A federal judge in Washington has dealt an apparently lethal blow to the bitterly contested, 10-year-old plan to build a dump for radioactive waste in Ward Valley in the eastern Mojave Desert barely 20 miles from the Colorado River.
"I think [the] Ward Valley [dump] is dead," said Joe Nagel, president of U.S. Ecology, the company that was going to build and operate the dump. "This was really the basic case that was going to decide whether or not there was going to be a Ward Valley [dump]."
U.S District Judge Emmet Sullivan ruled Wednesday that the Clinton administration does not have to turn over the 1,000-acre parcel of federal land near Needles where the state had hoped to bury about 10,000 cubic feet of radioactive waste a year. The waste would have come from nuclear power plants, laboratories and hospitals. U.S. Ecology and former Gov. Pete Wilson had filed the suit because of the Clinton administration's refusal to turn over the site over a six-year period.
Nagel said that U.S. Ecology would not appeal this week's ruling. "The important issue for California, along with other states, is to see to it that the waste produced is then taken care of," Nagel added.
The judge's decision would appear to bring down the curtain on one of the longest and most acrimonious environmental battles in recent state history.

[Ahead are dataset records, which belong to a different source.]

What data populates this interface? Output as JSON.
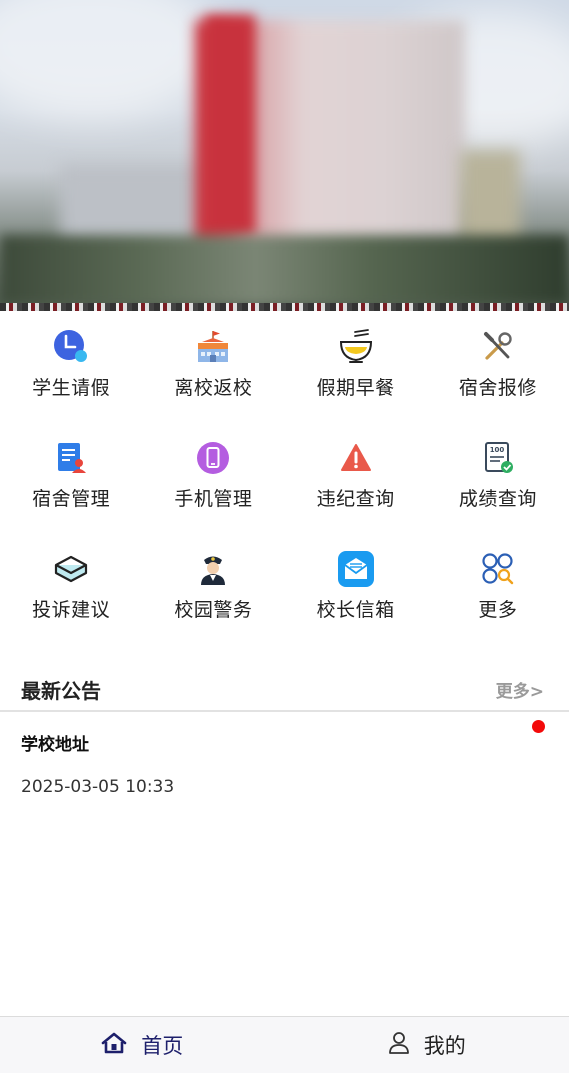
{
  "banner": {
    "image": "campus-building-photo"
  },
  "grid": [
    {
      "label": "学生请假",
      "icon": "clock-icon"
    },
    {
      "label": "离校返校",
      "icon": "school-building-icon"
    },
    {
      "label": "假期早餐",
      "icon": "bowl-icon"
    },
    {
      "label": "宿舍报修",
      "icon": "tools-icon"
    },
    {
      "label": "宿舍管理",
      "icon": "document-person-icon"
    },
    {
      "label": "手机管理",
      "icon": "phone-icon"
    },
    {
      "label": "违纪查询",
      "icon": "warning-icon"
    },
    {
      "label": "成绩查询",
      "icon": "score-report-icon"
    },
    {
      "label": "投诉建议",
      "icon": "graduation-cap-icon"
    },
    {
      "label": "校园警务",
      "icon": "police-officer-icon"
    },
    {
      "label": "校长信箱",
      "icon": "mailbox-icon"
    },
    {
      "label": "更多",
      "icon": "apps-icon"
    }
  ],
  "notice": {
    "title": "最新公告",
    "more": "更多>",
    "items": [
      {
        "title": "学校地址",
        "time": "2025-03-05 10:33",
        "unread": true
      }
    ]
  },
  "tabbar": {
    "home": "首页",
    "mine": "我的"
  },
  "colors": {
    "accent": "#1d1f6b",
    "unread_dot": "#f30a0a"
  }
}
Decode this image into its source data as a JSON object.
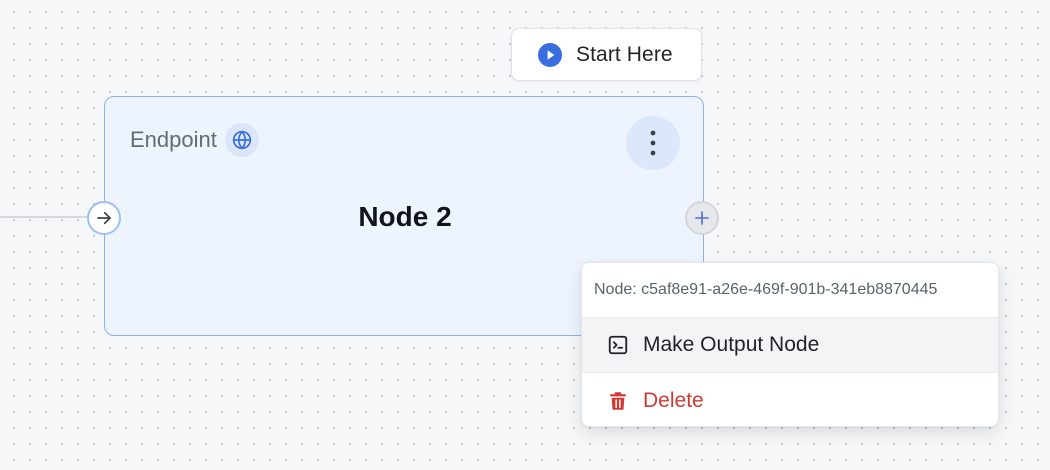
{
  "start_badge": {
    "label": "Start Here",
    "icon": "play-circle-icon",
    "icon_color": "#3a6ee0"
  },
  "node": {
    "type_label": "Endpoint",
    "type_icon": "globe-icon",
    "title": "Node 2",
    "menu_icon": "vertical-dots-icon",
    "input_handle_icon": "arrow-right-icon",
    "output_handle_icon": "plus-icon",
    "accent": "#8fb0ec",
    "background": "#eef4fe"
  },
  "context_menu": {
    "header": "Node: c5af8e91-a26e-469f-901b-341eb8870445",
    "items": [
      {
        "label": "Make Output Node",
        "icon": "terminal-icon",
        "color": "#1f2328"
      },
      {
        "label": "Delete",
        "icon": "trash-icon",
        "color": "#cd3b35"
      }
    ]
  }
}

The fight pitted the Wilson administration and California's utility industry against a coalition of conservationists, anti-nuclear activists and Needles-area Indian tribes. Opponents cited concerns such as the possible contamination of the Colorado River, which provides drinking water for millions of people, and the effects on Native American sacred sites in the desert and fragile creatures such as the California desert tortoise.
"Future generations will rejoice at this decision to put an end to such a misguided project," said Dan Hirsch, who heads the anti-nuclear organization Bridge the Gap and who guided the campaign against the Ward Valley dump.
But the ruling does not exempt California from its duty under federal law to find a place to dispose of its nuclear refuse. For the time being, much of California's waste is being shipped to disposal facilities in Utah and South Carolina, while some waste is being stored by the firms and institutions that produce it.
On the drawing board for a decade, the dump has been the subject of endless political and scientific debate, with environmentalists and anti-nuclear activists arguing that Ward Valley's porous, shifting sands would not be a safe place to put deadly waste, some of which would remain highly toxic for at least 25,000 years.
The ultimate nightmare--poisonous particles making their way through underground fissures to the Colorado--struck most scientists as highly unlikely but not impossible. A greater possibility was the migration of water-borne radionuclides from the dump's unlined trenches into an aquifer several hundred feet below the desert floor. That ground water is a potential source of drinking water.
Over the last few years, there was mounting evidence from the site of another desert dump in nearby Beatty, Nev., that radioactive tritium waste did not stay put.
Responsive to those concerns, the Clinton administration repeatedly called for more tests and resisted transferring the site to the state.
Exasperated by the delays, former Gov. Wilson and U.S. Ecology, a subsidiary of American Ecology, which has operated several other nuclear waste disposal facilities around the country, sued the U.S. Interior Department to compel transfer of the federal land for the facility.
The suit contended that the federal government was obligated to honor a decision to transfer the land made by Interior Secretary Manuel Lujan during the last days of the Bush administration.
But Judge Sullivan agreed with the Clinton administration that an earlier federal court ruling barred the transfer by Lujan. That ruling by U.S. District Judge Marilyn Patel in San Francisco in effect blocked the transfer until the federal government determined the impact of the dump on the desert tortoise, which is protected under the Endangered Species Act.
A spokesman for the Department of the Interior said Friday that Sullivan's ruling frees federal and state officials to pursue alternatives to the Ward Valley dump.
Three weeks ago, Interior Secretary Bruce Babbitt wrote Gov. Gray Davis calling for all interested parties to "explore alternatives to the proposed [Ward Valley] land transfer."
Davis had not responded as of Friday, according to the Interior spokesman. However, Davis has long been skeptical of the Ward Valley site and, as lieutenant governor, opposed the Bush administration's efforts to transfer the land.
Through a spokesman, Davis declined to comment Friday. Deputy press secretary Hilary McLean said the case was being reviewed by the governor's legal counsel. She said the governor was vacationing Friday and could not be reached. She declined to say where he was staying.
The idea for a desert dump was an outgrowth of 1980 legislation obligating each state to take responsibility for all "low-level" commercial radioactive waste that it generates. A rather misleading term, "low-level" waste includes virtually all types and strengths of radioactive garbage except spent reactor fuel.
The states formed low-level waste compacts to deal with the issue. California is part of a four-state compact with Arizona, North Dakota and South Dakota. The Ward Valley dump would have taken waste from all four states.
Another lawsuit remains to be resolved in which the Wilson administration and U.S. Ecology are also suing the federal government for $80 million in damages, the amount they said had been invested in attempts to open the Ward Valley site. The case is pending in a federal court in Washington.